© Gray et al.; licensee BioMed Central Ltd. 2014
Published: 17 March 2014
Terlipressin is a vasopressin (V1 receptor) agonist that causes splanchnic constriction and is used in the management of variceal bleeding. This case report demonstrates the profound hyponatraemia, sufficient to cause a fall in conscious level, developing following terlipressin administration for variceal gastrointestinal bleeding.
A 28-year-old man was admitted to the ICU following intubation and sedation for seizures due to acute alcohol withdrawal. A CT scan of the brain was normal. In the ICU the patient became haemodynamically unstable and fresh blood was aspirated from the nasogastric tube. Gastroscopy showed bleeding oesphageal varicies and hypertensive portal gastropathy. The patient was treated with variceal banding, tazobactam/pipacillin (4.5 g three times daily) and terlipressin (2 g four times daily) as per protocol for variceal bleeding. He was successfully extubated 48 hours later.
On admission the patient's serum sodium was 139 mmol/l. The patient received terlipressin for 4 days in the following regimen: 2 g four times daily for 48 hours, then 1 mg four times daily for 24 hours and then 0.5 mg four times daily for a further 24 hours before stopping. On the last day of his terlipressin therapy, the patient's GCS dropped from 15 to 11. Serum sodium had fallen acutely to 116 mmol/l. The last two doses of terlipressin were cancelled and no other treatment for hyponatraemia was administered. His serum sodium and GCS returned to normal limits within 13 hours of terlipressin cessation with no neurological consequences.

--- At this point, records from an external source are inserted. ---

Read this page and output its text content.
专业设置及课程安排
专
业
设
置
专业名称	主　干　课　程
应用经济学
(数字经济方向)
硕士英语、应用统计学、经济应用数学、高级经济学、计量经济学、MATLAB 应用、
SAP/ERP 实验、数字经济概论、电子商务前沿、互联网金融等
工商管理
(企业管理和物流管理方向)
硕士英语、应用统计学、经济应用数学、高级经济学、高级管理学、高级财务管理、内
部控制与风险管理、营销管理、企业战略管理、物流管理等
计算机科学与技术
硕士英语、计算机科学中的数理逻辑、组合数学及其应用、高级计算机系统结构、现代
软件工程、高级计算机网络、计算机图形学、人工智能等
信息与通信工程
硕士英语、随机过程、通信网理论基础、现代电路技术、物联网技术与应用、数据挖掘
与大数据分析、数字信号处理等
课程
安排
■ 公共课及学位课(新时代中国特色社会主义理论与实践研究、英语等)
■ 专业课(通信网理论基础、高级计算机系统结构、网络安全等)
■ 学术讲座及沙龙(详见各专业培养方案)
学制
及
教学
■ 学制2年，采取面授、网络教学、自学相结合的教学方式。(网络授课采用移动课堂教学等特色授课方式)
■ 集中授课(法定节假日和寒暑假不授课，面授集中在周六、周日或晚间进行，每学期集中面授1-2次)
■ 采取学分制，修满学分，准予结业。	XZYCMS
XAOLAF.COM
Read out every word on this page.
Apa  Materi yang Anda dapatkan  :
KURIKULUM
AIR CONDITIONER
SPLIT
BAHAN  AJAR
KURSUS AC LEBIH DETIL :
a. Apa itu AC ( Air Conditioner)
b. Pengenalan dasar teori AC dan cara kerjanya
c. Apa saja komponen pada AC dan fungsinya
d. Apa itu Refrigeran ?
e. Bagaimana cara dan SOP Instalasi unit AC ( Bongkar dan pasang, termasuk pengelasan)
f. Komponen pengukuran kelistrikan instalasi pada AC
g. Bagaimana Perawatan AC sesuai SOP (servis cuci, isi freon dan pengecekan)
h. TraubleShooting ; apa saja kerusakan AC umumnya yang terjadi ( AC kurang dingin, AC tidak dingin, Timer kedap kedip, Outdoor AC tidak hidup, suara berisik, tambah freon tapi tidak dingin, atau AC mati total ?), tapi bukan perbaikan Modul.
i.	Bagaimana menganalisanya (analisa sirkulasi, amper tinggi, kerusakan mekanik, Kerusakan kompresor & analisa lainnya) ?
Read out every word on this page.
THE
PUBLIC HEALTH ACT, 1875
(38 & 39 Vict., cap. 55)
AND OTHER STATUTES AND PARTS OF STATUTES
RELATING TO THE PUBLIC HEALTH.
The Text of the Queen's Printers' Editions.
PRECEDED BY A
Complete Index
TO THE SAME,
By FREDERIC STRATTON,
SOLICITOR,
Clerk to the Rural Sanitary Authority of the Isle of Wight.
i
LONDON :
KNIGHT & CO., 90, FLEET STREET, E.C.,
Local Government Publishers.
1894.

There are few case reports of terlipressin-induced hyponatraemia . Hyponatraemia is considered a rare side effect brought about by the partial agonist effect of terlipressin on renal vasopressin V2 receptors. Sola and colleagues monitored serum sodium concentrations in patients with acute variceal bleeding. They found that rapid reduction in serum sodium was common (up to 36%) and one patient developed osmotic demyelination syndrome. Hyponatraemia resolved on cessation of terlipressin . Close monitoring of serum sodium levels is essential in patients on terlipressin therapy so rapid drops in sodium can be identified and managed to stop associated neurological complications.